Study gives new meaning to ‘let your fingers do the walking’

When you are typing away at your computer, you don’t know what your fingers are really doing.

That is the conclusion of a study conducted by a team of cognitive psychologists at Vanderbilt and Kobe universities. It found that skilled typists can’t identify the positions of many of the keys on the QWERTY keyboard and that novice typists don’t appear to learn key locations in the first place.

“This demonstrates that we’re capable of doing extremely complicated things without knowing explicitly what we are doing,” said Vanderbilt University graduate student Kristy Snyder, the first author of the study, which was conducted under the supervision of Centennial Professor of Psychology Gordon Logan.

Logan Snyder Ulrich
Jana Ulrich, left, Kristy Snyder, and Gordon Logan. (Joe Howell / Vanderbilt)

A description of the research will appear in an upcoming issue of the journal Attention, Perception & Psychophysics, which recently posted it online.

The researchers recruited 100 university students and members from the surrounding community to participate in an experiment. The participants completed a short typing test. Then, they were shown a blank QWERTY keyboard and given 80 seconds to write the letters in the correct location. On average, they typed 72 words per minute, moving their fingers to the correct keys six times per second with 94 percent accuracy. By contrast, they could accurately place an average of only 15 letters on a blank keyboard.

The fact that the typists did so poorly at identifying the position of specific keys didn’t come as a surprise. For more than a century, scientists have recognized the existence of automatism: the ability to perform actions without conscious thought or intention. Automatic behaviors of this type are surprisingly common, ranging from tying shoelaces to making coffee to factory assembly-line work to riding a bicycle and driving a car.
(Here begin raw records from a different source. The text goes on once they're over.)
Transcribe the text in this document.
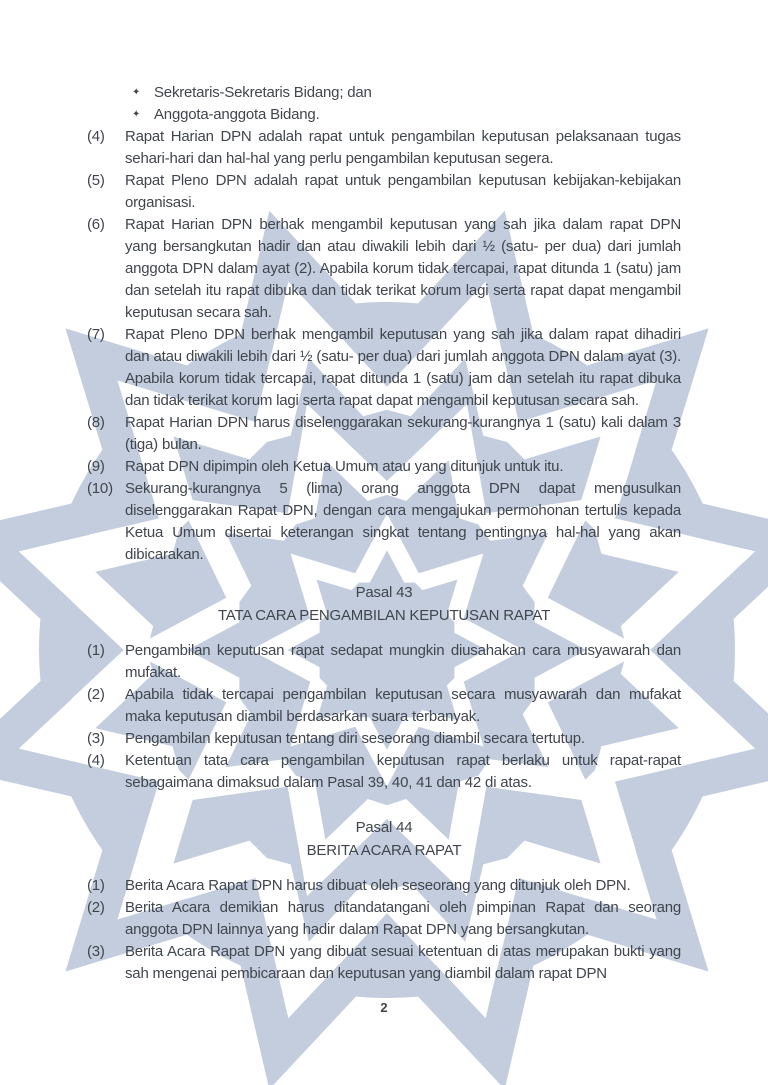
✦ Sekretaris-Sekretaris Bidang; dan
✦ Anggota-anggota Bidang.
(4)	Rapat Harian DPN adalah rapat untuk pengambilan keputusan pelaksanaan tugas sehari-hari dan hal-hal yang perlu pengambilan keputusan segera.
(5)	Rapat Pleno DPN adalah rapat untuk pengambilan keputusan kebijakan-kebijakan organisasi.
(6)	Rapat Harian DPN berhak mengambil keputusan yang sah jika dalam rapat DPN yang bersangkutan hadir dan atau diwakili lebih dari ½ (satu- per dua) dari jumlah anggota DPN dalam ayat (2). Apabila korum tidak tercapai, rapat ditunda 1 (satu) jam dan setelah itu rapat dibuka dan tidak terikat korum lagi serta rapat dapat mengambil keputusan secara sah.
(7)	Rapat Pleno DPN berhak mengambil keputusan yang sah jika dalam rapat dihadiri dan atau diwakili lebih dari ½ (satu- per dua) dari jumlah anggota DPN dalam ayat (3). Apabila korum tidak tercapai, rapat ditunda 1 (satu) jam dan setelah itu rapat dibuka dan tidak terikat korum lagi serta rapat dapat mengambil keputusan secara sah.
(8)	Rapat Harian DPN harus diselenggarakan sekurang-kurangnya 1 (satu) kali dalam 3 (tiga) bulan.
(9)	Rapat DPN dipimpin oleh Ketua Umum atau yang ditunjuk untuk itu.
(10) Sekurang-kurangnya 5 (lima) orang anggota DPN dapat mengusulkan diselenggarakan Rapat DPN, dengan cara mengajukan permohonan tertulis kepada Ketua Umum disertai keterangan singkat tentang pentingnya hal-hal yang akan dibicarakan.
Pasal 43
TATA CARA PENGAMBILAN KEPUTUSAN RAPAT
(1)	Pengambilan keputusan rapat sedapat mungkin diusahakan cara musyawarah dan mufakat.
(2)	Apabila tidak tercapai pengambilan keputusan secara musyawarah dan mufakat maka keputusan diambil berdasarkan suara terbanyak.
(3)	Pengambilan keputusan tentang diri seseorang diambil secara tertutup.
(4)	Ketentuan tata cara pengambilan keputusan rapat berlaku untuk rapat-rapat sebagaimana dimaksud dalam Pasal 39, 40, 41 dan 42 di atas.
Pasal 44
BERITA ACARA RAPAT
(1)	Berita Acara Rapat DPN harus dibuat oleh seseorang yang ditunjuk oleh DPN.
(2)	Berita Acara demikian harus ditandatangani oleh pimpinan Rapat dan seorang anggota DPN lainnya yang hadir dalam Rapat DPN yang bersangkutan.
(3)	Berita Acara Rapat DPN yang dibuat sesuai ketentuan di atas merupakan bukti yang sah mengenai pembicaraan dan keputusan yang diambil dalam rapat DPN
2
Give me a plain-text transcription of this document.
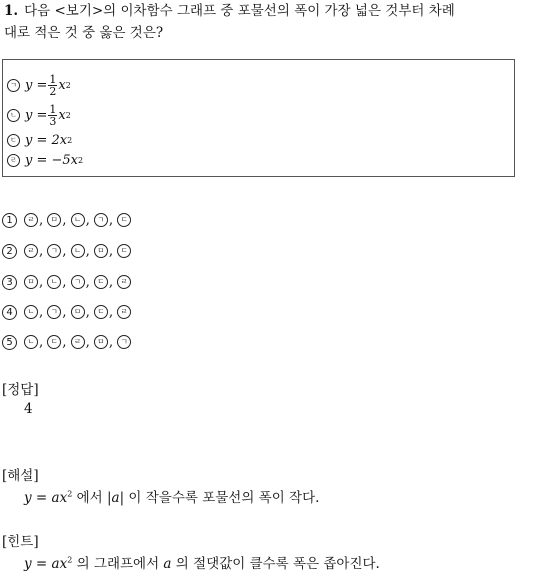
1. 다음 <보기>의 이차함수 그래프 중 포물선의 폭이 가장 넓은 것부터 차례
대로 적은 것 중 옳은 것은?
ㄱ $y = \frac{1}{2}$ x 2
ㄴ $y = \frac{1}{3}$ x 2
ㄷ y = 2x 2
ㄹ y = −5x 2
1	ㄹ , ㅁ , ㄴ , ㄱ , ㄷ
2	ㄹ , ㄱ , ㄴ , ㅁ , ㄷ
3	ㅁ , ㄴ , ㄱ , ㄷ , ㄹ
4	ㄴ , ㄱ , ㅁ , ㄷ , ㄹ
5	ㄴ , ㄷ , ㄹ , ㅁ , ㄱ
[정답]
4
[해설]
$y = ax^2$ 에서 |a| 이 작을수록 포물선의 폭이 작다.
[힌트]
$y = ax^2$ 의 그래프에서 a 의 절댓값이 클수록 폭은 좁아진다.
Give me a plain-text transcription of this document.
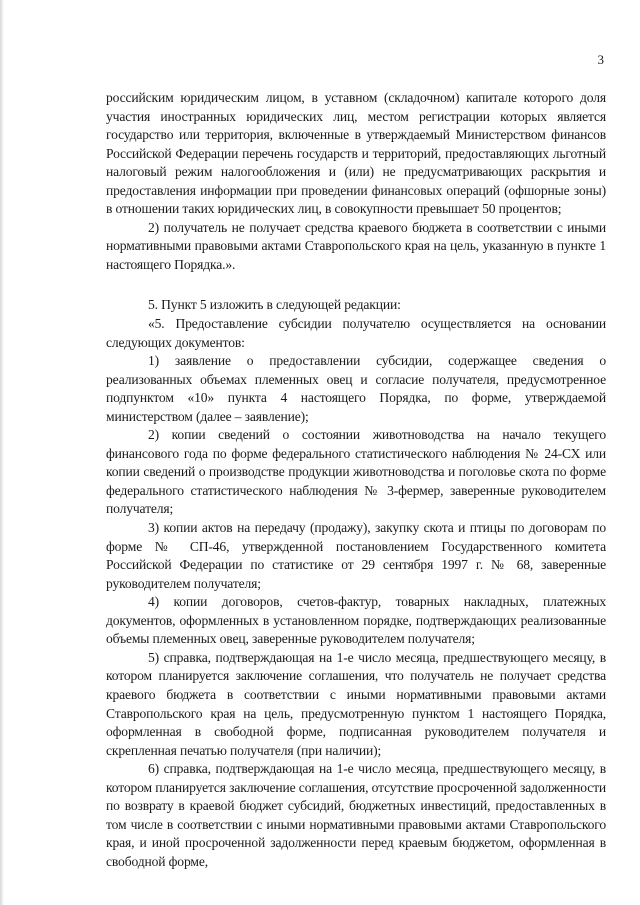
3

российским юридическим лицом, в уставном (складочном) капитале которого доля участия иностранных юридических лиц, местом регистрации которых является государство или территория, включенные в утверждаемый Министерством финансов Российской Федерации перечень государств и территорий, предоставляющих льготный налоговый режим налогообложения и (или) не предусматривающих раскрытия и предоставления информации при проведении финансовых операций (офшорные зоны) в отношении таких юридических лиц, в совокупности превышает 50 процентов;

2) получатель не получает средства краевого бюджета в соответствии с иными нормативными правовыми актами Ставропольского края на цель, указанную в пункте 1 настоящего Порядка.».

5. Пункт 5 изложить в следующей редакции:

«5. Предоставление субсидии получателю осуществляется на основании следующих документов:

1) заявление о предоставлении субсидии, содержащее сведения о реализованных объемах племенных овец и согласие получателя, предусмотренное подпунктом «10» пункта 4 настоящего Порядка, по форме, утверждаемой министерством (далее – заявление);

2) копии сведений о состоянии животноводства на начало текущего финансового года по форме федерального статистического наблюдения № 24-СХ или копии сведений о производстве продукции животноводства и поголовье скота по форме федерального статистического наблюдения № 3-фермер, заверенные руководителем получателя;

3) копии актов на передачу (продажу), закупку скота и птицы по договорам по форме № СП-46, утвержденной постановлением Государственного комитета Российской Федерации по статистике от 29 сентября 1997 г. № 68, заверенные руководителем получателя;

4) копии договоров, счетов-фактур, товарных накладных, платежных документов, оформленных в установленном порядке, подтверждающих реализованные объемы племенных овец, заверенные руководителем получателя;

5) справка, подтверждающая на 1-е число месяца, предшествующего месяцу, в котором планируется заключение соглашения, что получатель не получает средства краевого бюджета в соответствии с иными нормативными правовыми актами Ставропольского края на цель, предусмотренную пунктом 1 настоящего Порядка, оформленная в свободной форме, подписанная руководителем получателя и скрепленная печатью получателя (при наличии);

6) справка, подтверждающая на 1-е число месяца, предшествующего месяцу, в котором планируется заключение соглашения, отсутствие просроченной задолженности по возврату в краевой бюджет субсидий, бюджетных инвестиций, предоставленных в том числе в соответствии с иными нормативными правовыми актами Ставропольского края, и иной просроченной задолженности перед краевым бюджетом, оформленная в свободной форме,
So scientists had assumed that typing also fell into this category, but had not tested it.

keyboard test
Participant filling in as many key positions as he can in 80 seconds. (Joe Howell / Vanderbilt)
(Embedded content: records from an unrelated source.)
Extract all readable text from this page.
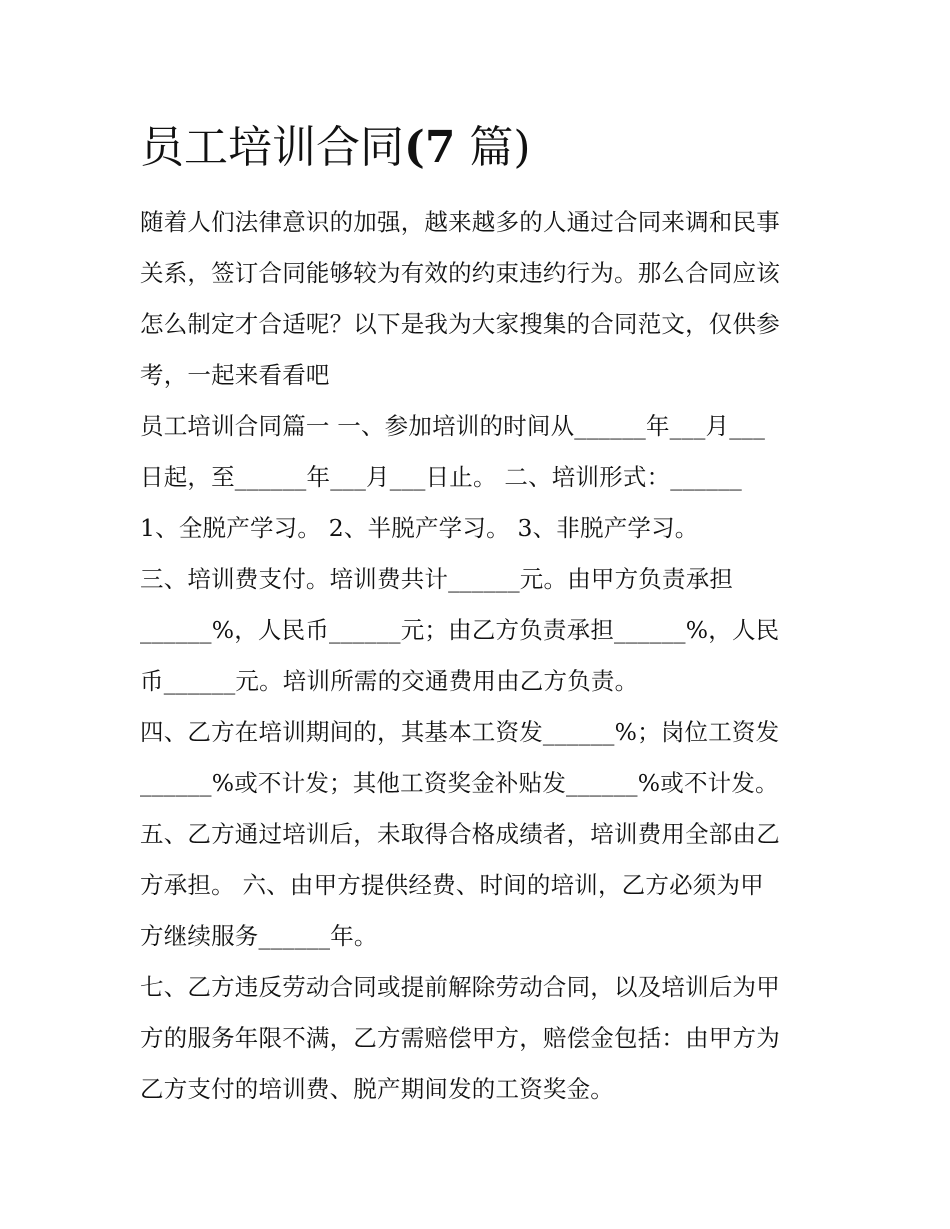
员工培训合同(7 篇)
随着人们法律意识的加强，越来越多的人通过合同来调和民事
关系，签订合同能够较为有效的约束违约行为。那么合同应该
怎么制定才合适呢？以下是我为大家搜集的合同范文，仅供参
考，一起来看看吧
员工培训合同篇一 一、参加培训的时间从______年___月___
日起，至______年___月___日止。 二、培训形式：______
1、全脱产学习。 2、半脱产学习。 3、非脱产学习。
三、培训费支付。培训费共计______元。由甲方负责承担
______%，人民币______元；由乙方负责承担______%，人民
币______元。培训所需的交通费用由乙方负责。
四、乙方在培训期间的，其基本工资发______%；岗位工资发
______%或不计发；其他工资奖金补贴发______%或不计发。
五、乙方通过培训后，未取得合格成绩者，培训费用全部由乙
方承担。 六、由甲方提供经费、时间的培训，乙方必须为甲
方继续服务______年。
七、乙方违反劳动合同或提前解除劳动合同，以及培训后为甲
方的服务年限不满，乙方需赔偿甲方，赔偿金包括：由甲方为
乙方支付的培训费、脱产期间发的工资奖金。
What did come as a surprise, however, was a finding that conflicts with the basic theory of automatic learning, which suggests that it starts out as a conscious process and gradually becomes unconscious with repetition. According to the widely held theory – primarily developed by studying how people learn to play chess – when you perform a new task for the first time, you are conscious of each action and store the details in working memory. Then, as you repeat the task, it becomes increasingly automatic and your awareness of the details gradually fades away. This allows you to think about other things while you are performing the task.

Given the prevalence of this “use it or lose it” explanation, the researchers were surprised when they found evidence that the typists never appear to memorize the key positions, not even when they are first learning to type.
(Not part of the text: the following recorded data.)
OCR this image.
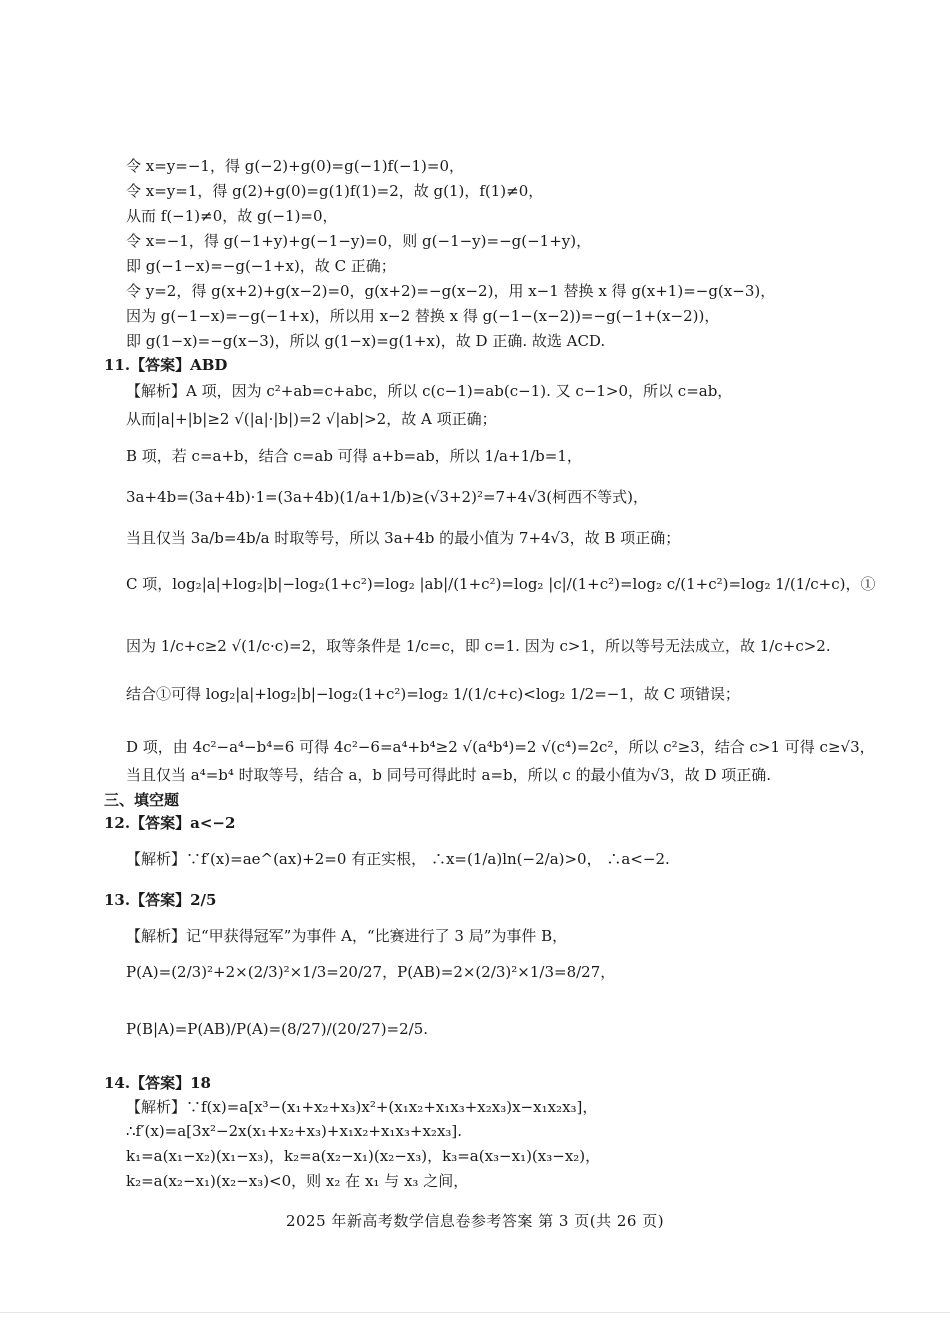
令 x=y=−1，得 g(−2)+g(0)=g(−1)f(−1)=0，
令 x=y=1，得 g(2)+g(0)=g(1)f(1)=2，故 g(1)，f(1)≠0，
从而 f(−1)≠0，故 g(−1)=0，
令 x=−1，得 g(−1+y)+g(−1−y)=0，则 g(−1−y)=−g(−1+y)，
即 g(−1−x)=−g(−1+x)，故 C 正确；
令 y=2，得 g(x+2)+g(x−2)=0，g(x+2)=−g(x−2)，用 x−1 替换 x 得 g(x+1)=−g(x−3)，
因为 g(−1−x)=−g(−1+x)，所以用 x−2 替换 x 得 g(−1−(x−2))=−g(−1+(x−2))，
即 g(1−x)=−g(x−3)，所以 g(1−x)=g(1+x)，故 D 正确. 故选 ACD.
11.【答案】ABD
【解析】A 项，因为 c²+ab=c+abc，所以 c(c−1)=ab(c−1). 又 c−1>0，所以 c=ab，
从而|a|+|b|≥2 √(|a|·|b|)=2 √|ab|>2，故 A 项正确；
B 项，若 c=a+b，结合 c=ab 可得 a+b=ab，所以 1/a+1/b=1，
3a+4b=(3a+4b)·1=(3a+4b)(1/a+1/b)≥(√3+2)²=7+4√3(柯西不等式)，
当且仅当 3a/b=4b/a 时取等号，所以 3a+4b 的最小值为 7+4√3，故 B 项正确；
C 项，log₂|a|+log₂|b|−log₂(1+c²)=log₂ |ab|/(1+c²)=log₂ |c|/(1+c²)=log₂ c/(1+c²)=log₂ 1/(1/c+c)，①
因为 1/c+c≥2 √(1/c·c)=2，取等条件是 1/c=c，即 c=1. 因为 c>1，所以等号无法成立，故 1/c+c>2.
结合①可得 log₂|a|+log₂|b|−log₂(1+c²)=log₂ 1/(1/c+c)<log₂ 1/2=−1，故 C 项错误；
D 项，由 4c²−a⁴−b⁴=6 可得 4c²−6=a⁴+b⁴≥2 √(a⁴b⁴)=2 √(c⁴)=2c²，所以 c²≥3，结合 c>1 可得 c≥√3，
当且仅当 a⁴=b⁴ 时取等号，结合 a，b 同号可得此时 a=b，所以 c 的最小值为√3，故 D 项正确.
三、填空题
12.【答案】a<−2
【解析】∵f′(x)=ae^(ax)+2=0 有正实根， ∴x=(1/a)ln(−2/a)>0， ∴a<−2.
13.【答案】2/5
【解析】记“甲获得冠军”为事件 A，“比赛进行了 3 局”为事件 B，
P(A)=(2/3)²+2×(2/3)²×1/3=20/27，P(AB)=2×(2/3)²×1/3=8/27，
P(B|A)=P(AB)/P(A)=(8/27)/(20/27)=2/5.
14.【答案】18
【解析】∵f(x)=a[x³−(x₁+x₂+x₃)x²+(x₁x₂+x₁x₃+x₂x₃)x−x₁x₂x₃]，
∴f′(x)=a[3x²−2x(x₁+x₂+x₃)+x₁x₂+x₁x₃+x₂x₃].
k₁=a(x₁−x₂)(x₁−x₃)，k₂=a(x₂−x₁)(x₂−x₃)，k₃=a(x₃−x₁)(x₃−x₂)，
k₂=a(x₂−x₁)(x₂−x₃)<0，则 x₂ 在 x₁ 与 x₃ 之间，
2025 年新高考数学信息卷参考答案 第 3 页(共 26 页)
“It appears that not only don’t we know much about what we are doing, but we can’t know it because we don’t consciously learn how to do it in the first place,” said Logan.

Evidence for this conclusion came from another experiment included in the study. The researchers recruited 24 typists who were skilled on the QWERTY keyboard and had them learn to type on a Dvorak keyboard, which places keys in different locations. After the participants developed a reasonable proficiency with the alternative keyboard, they were asked to identify the placement of the keys on a blank Dvorak keyboard. On average, they could locate only 17 letters correctly, comparable to participants’ performance with the QWERTY keyboard.

According to the researchers, the lack of explicit knowledge of the keyboard may be due to the fact that computers and keyboards have become so ubiquitous that students learn how to use them in an informal, trial-and-error fashion when they are very young.

Ashitaka and Shimado
Kobe University collaborators Yuki Ashitaka, left, and Hiroyuki Shimada. (Courtesy of Kobe University)

“When I was a boy, you learned to type by taking a typing class and one of the first assignments was to memorize the keyboard,” Logan recalled.

Co-authors on the study are Vanderbilt research analyst Jana Ulrich and Yuki Ashitaka and Hiroyuki Shimada at Kobe University in Japan. The research was funded by National Science Foundation grants BCS 0957074 and BCS 1257272.